Supreme Court Justice Ketanji Brown Jackson offered a stunning bit of judicial wisdom today: “Just trust me on this.”
The Supreme Court sat for oral argument this morning for Louisiana v. Callais, a redistricting case concerning the constitutionality of Louisiana’s congressional map.
A district court order mandated the creation of an additional majority-black district in Louisiana to avoid “vote dilution,” Supreme Court Justice Clarence Thomas notes. Plaintiffs challenging Louisiana allege “that the congressional map’s second majority-black district amounted to an unconstitutional racial gerrymander.” (RELATED: SCOTUS Hears Out Racial Discrimination Lawsuit Against USPS)
Jackson proposed that these racially drawn district lines may not be unconstitutional, because black people are basically equivalent to the disabled.
Ketanji Brown Jackson literally and directly compares black people not electing their preferred candidates to disabled people not being able to enter buildings
“They don’t have equal access to the voting system. They’re disabled.” pic.twitter.com/aCJXeBwHTl
— Breitbart News (@BreitbartNews) October 15, 2025
“I guess, I’m thinking of it, of the fact that remedial action absent discriminatory intent is really not a new idea in the civil rights laws, and my kind of paradigmatic example of this is something like the [Americans with Disabilities Act],” Jackson began.
“Congress passed the [ADA] against the backdrop of a world that was generally not accessible to people with disabilities. And so it was discriminatory in effect, because these folks were not able to access these buildings. And it didn’t matter whether the person who built the building or owned the building intended for them to be exclusionary, that’s irrelevant. Congress said the facilities have to be made equally open to people with disabilities, if readily possible. I guess, I don’t understand why that’s not what’s happening here.”
Permit me to explain.
A person without legs is different in kind than a black person.
Mandating individual public access to buildings is different in kind than mandating racial minorities control entire districts.
“The idea in Section 2 is that we are responding to current day manifestations of past and present decisions that disadvantage minorities and make it so that they do not have equal access to the voting system. Right, they’re disabled,” Jackson argued.
Jackson embarrassed herself elsewhere in oral argument, getting snippy with Louisiana Solicitor General Ben Aguiñaga.
BREAKING: Ketanji Brown Jackson just got TRIGGERED after the LA Solicitor General EMBARRASSED her.
After saying “I don’t understand,” she CUT HIM OFF mid-sentence, and then it sounded like she STORMED OFF after interrupting him.
She has to be the DUMBEST JUSTICE EVER. pic.twitter.com/IvMcOunbXA
— Gunther Eagleman™ (@GuntherEagleman) October 15, 2025
“Wait, so, can I just ask, why is that not a compelling state interest? To identify areas in which that problem is occurring,” Jackson questioned.
“Your honor, of course, as this court recognized in SSFA, states can remedy —”
Aguiñaga was likely referring to the Social Security Fairness Act, which increases social security benefits for some workers, including federal employees and teachers (in many states).
“No, I’m not talking about the remedy, I’m not talking about —” Jackson interrupted. (RELATED: Attorney Explains Free Speech To Supreme Court Justice Ketanji Brown Jackson)

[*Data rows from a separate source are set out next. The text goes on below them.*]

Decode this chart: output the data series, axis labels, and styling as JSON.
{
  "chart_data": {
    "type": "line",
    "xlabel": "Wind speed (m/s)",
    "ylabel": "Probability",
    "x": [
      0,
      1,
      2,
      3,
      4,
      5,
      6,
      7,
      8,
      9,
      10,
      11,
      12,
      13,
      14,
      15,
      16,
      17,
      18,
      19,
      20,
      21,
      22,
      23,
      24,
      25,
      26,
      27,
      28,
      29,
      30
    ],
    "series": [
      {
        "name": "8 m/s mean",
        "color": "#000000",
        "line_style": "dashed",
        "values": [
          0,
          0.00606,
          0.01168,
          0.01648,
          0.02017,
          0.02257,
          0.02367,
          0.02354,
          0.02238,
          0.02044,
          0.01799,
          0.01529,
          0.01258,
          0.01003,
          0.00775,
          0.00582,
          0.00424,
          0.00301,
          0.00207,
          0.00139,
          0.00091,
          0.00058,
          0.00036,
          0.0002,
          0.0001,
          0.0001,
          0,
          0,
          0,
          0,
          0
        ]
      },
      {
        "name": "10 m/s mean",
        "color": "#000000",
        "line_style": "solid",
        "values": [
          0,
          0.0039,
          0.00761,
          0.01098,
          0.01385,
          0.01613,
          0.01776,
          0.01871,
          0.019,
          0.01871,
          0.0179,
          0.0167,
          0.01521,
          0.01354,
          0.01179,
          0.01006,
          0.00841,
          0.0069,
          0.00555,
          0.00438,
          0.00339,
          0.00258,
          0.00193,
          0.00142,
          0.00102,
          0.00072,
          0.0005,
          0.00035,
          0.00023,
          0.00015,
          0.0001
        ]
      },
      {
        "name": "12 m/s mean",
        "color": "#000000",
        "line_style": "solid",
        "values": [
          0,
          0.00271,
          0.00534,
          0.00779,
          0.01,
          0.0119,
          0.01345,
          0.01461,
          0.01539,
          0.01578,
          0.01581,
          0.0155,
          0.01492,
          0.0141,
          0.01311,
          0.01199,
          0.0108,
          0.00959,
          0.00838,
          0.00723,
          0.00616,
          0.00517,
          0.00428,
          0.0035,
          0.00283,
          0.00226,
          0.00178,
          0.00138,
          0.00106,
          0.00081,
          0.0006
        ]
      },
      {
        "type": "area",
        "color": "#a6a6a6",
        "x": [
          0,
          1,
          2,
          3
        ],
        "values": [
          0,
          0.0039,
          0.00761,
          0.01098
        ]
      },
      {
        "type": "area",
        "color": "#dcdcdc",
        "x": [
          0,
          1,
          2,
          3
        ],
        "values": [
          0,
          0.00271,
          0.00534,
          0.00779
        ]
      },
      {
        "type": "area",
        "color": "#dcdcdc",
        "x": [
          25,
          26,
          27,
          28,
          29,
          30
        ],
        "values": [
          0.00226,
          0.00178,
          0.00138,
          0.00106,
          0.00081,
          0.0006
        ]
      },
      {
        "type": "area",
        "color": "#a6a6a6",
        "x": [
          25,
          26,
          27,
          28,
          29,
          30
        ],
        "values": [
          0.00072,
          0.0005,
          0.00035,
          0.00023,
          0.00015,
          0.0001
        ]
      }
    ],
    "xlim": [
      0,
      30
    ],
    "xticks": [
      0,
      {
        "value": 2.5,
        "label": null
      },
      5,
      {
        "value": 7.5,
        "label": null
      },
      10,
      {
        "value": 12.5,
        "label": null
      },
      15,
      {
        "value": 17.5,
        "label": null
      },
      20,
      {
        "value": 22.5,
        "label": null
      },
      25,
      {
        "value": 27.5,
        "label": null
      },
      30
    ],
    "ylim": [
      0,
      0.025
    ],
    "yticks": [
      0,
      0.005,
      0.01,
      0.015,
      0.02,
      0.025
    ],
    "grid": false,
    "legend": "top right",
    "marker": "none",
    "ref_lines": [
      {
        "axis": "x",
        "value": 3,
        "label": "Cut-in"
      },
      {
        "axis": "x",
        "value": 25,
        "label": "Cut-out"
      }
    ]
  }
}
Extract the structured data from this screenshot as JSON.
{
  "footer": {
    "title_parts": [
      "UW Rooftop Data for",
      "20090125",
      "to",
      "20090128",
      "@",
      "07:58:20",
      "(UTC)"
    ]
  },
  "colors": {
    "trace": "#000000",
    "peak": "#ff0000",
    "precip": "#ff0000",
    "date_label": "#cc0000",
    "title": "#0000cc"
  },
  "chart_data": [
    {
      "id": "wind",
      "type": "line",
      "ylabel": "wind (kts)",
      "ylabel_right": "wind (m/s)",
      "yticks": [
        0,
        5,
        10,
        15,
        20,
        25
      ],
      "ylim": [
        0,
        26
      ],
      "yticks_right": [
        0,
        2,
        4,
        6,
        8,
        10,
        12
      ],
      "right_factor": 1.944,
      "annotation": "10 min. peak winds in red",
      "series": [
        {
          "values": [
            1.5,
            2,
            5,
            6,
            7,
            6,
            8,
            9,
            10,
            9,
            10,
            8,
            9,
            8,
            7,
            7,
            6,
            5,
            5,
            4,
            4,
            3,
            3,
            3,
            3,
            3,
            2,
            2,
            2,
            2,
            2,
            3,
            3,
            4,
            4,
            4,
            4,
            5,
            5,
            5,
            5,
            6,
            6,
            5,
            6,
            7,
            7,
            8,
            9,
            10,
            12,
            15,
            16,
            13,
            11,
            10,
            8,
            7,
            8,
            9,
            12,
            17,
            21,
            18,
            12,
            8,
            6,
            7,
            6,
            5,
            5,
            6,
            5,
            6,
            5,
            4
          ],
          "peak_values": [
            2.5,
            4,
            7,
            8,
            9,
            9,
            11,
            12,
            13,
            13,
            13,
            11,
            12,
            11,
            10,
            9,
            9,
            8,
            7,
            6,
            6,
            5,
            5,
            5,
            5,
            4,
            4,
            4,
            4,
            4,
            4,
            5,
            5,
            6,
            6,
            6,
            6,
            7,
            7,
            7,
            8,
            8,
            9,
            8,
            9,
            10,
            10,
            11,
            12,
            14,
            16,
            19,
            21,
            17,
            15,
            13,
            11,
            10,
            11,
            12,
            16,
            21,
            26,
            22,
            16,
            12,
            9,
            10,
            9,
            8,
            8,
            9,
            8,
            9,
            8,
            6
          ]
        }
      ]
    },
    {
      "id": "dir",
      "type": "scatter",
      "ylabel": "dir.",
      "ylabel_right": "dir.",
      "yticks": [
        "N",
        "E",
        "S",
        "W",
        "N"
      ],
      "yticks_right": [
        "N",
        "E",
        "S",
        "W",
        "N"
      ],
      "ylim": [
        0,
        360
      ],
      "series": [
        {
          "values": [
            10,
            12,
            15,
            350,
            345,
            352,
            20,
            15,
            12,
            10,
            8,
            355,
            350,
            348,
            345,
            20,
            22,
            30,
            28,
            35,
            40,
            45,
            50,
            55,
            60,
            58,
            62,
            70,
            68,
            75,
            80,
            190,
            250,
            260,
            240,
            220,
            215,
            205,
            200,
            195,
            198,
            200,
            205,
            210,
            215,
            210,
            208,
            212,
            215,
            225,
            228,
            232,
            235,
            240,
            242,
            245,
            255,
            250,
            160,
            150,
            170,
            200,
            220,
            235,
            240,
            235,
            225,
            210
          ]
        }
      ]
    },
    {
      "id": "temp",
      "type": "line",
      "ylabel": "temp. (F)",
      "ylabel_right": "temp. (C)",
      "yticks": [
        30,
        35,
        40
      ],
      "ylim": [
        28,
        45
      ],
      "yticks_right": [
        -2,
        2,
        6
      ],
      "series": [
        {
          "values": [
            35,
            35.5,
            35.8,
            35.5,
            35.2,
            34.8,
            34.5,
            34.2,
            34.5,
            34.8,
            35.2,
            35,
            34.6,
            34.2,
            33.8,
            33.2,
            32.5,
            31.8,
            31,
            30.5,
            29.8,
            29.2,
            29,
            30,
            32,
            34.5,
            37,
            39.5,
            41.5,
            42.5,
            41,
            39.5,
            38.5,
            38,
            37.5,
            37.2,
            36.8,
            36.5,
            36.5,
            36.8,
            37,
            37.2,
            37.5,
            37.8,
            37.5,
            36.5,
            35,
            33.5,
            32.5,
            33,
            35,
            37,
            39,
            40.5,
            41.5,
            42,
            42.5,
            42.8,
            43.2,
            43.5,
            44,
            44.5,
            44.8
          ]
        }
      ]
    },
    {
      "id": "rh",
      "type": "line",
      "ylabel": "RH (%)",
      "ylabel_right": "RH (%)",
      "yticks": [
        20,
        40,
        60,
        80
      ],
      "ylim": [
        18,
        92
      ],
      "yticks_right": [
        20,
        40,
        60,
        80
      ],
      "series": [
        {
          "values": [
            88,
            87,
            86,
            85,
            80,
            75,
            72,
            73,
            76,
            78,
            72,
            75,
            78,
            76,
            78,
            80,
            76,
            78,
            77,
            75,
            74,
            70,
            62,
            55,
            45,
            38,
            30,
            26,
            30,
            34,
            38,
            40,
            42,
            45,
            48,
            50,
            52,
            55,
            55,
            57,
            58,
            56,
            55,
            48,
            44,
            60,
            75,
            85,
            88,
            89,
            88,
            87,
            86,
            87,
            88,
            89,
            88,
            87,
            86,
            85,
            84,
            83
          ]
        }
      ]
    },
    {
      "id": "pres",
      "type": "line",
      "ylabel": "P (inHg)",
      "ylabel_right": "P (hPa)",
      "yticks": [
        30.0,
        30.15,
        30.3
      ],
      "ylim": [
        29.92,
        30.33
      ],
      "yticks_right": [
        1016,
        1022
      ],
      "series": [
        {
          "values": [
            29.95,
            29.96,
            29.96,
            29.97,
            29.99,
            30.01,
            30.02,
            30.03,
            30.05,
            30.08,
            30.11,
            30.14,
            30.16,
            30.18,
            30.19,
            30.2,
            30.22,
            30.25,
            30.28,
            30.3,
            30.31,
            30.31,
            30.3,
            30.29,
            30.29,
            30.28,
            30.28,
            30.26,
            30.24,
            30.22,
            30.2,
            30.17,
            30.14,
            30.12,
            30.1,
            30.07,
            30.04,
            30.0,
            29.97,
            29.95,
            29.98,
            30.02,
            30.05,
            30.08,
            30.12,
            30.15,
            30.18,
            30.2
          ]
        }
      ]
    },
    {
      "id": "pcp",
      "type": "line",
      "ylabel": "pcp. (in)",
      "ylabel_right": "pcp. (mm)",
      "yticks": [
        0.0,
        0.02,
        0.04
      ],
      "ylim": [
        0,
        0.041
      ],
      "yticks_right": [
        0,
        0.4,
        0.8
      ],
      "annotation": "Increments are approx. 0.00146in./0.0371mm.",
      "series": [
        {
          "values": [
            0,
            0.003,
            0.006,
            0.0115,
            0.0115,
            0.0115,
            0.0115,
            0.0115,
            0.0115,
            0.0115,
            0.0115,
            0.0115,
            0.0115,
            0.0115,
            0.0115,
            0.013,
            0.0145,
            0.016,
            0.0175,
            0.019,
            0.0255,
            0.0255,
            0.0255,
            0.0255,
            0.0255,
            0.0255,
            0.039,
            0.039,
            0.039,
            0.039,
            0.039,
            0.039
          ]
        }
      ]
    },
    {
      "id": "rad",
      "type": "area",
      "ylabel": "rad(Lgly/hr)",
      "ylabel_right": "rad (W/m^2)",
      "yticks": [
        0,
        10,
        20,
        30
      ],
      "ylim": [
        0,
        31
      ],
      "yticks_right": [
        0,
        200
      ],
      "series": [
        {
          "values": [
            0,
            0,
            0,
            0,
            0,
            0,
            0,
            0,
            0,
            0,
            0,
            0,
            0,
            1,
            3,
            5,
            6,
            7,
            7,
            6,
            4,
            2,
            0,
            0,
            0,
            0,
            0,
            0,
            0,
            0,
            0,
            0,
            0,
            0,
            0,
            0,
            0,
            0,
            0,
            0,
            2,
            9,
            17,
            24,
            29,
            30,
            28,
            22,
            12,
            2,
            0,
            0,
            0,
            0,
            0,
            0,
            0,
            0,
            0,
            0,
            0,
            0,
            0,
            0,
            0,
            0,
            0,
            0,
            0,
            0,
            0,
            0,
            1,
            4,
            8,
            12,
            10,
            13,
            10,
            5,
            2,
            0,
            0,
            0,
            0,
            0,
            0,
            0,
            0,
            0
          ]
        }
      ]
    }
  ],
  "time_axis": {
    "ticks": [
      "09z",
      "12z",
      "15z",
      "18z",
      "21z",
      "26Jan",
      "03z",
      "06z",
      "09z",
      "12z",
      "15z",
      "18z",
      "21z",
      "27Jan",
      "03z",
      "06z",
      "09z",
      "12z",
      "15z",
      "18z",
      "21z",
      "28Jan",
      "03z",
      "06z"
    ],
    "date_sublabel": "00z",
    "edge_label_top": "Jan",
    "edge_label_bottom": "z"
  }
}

“So, if I’m right, that Section 2 is about identifying the problem, then requiring some remedy, I don’t understand why your answer to Justice [Elena] Kagan’s question about, ‘Is this a compelling state interest?’ is ‘No.’ The answer is obviously ‘yes,’ that you have an interest in remedying the effects of racial discrimination that we identify using this tool. Whether you go too far in your remedy is another issue, right.”
“Your honor, I think step zero in all of these cases … is the plaintiffs came in and said, ‘We want another majority black district.’”
“I thought they came in and said, ‘We’re not receiving equal electoral opportunity because our votes are being diluted.’”
“Which is the same way of saying we deserve a second —”
“No it’s not, because, that, again, just trust me on this, the second electoral or second district that one could offer for a problem that we’ve identified,” Jackson interrupted. Yet again.
The man could hardly get a word in edgewise and still made a more coherent case than Jackson.
Jackson continued: “In this case, the [lower] court said, ‘I see, I’m looking at the factors, I appreciate what you’re saying, you’ve proven that we have this problem,’ and so the next question is how do we go about remedying it.”
“And the problem, Justice Jackson, that the middle district identified was not intentional discrimination — ”
“Why do you need intentional discrimination to remedy the problem I’ve identified?”
“Because if you’re going to use race the way that the Robinson appellants want to use race, in drawing a second majority minority district, you got to have a compelling interest,” Aguiñaga told the justice.
“Thank you!” Jackson snapped, dismissing Aguiñaga.
There’s that even-keeled temperament we’ve come to expect from Justice Jackson.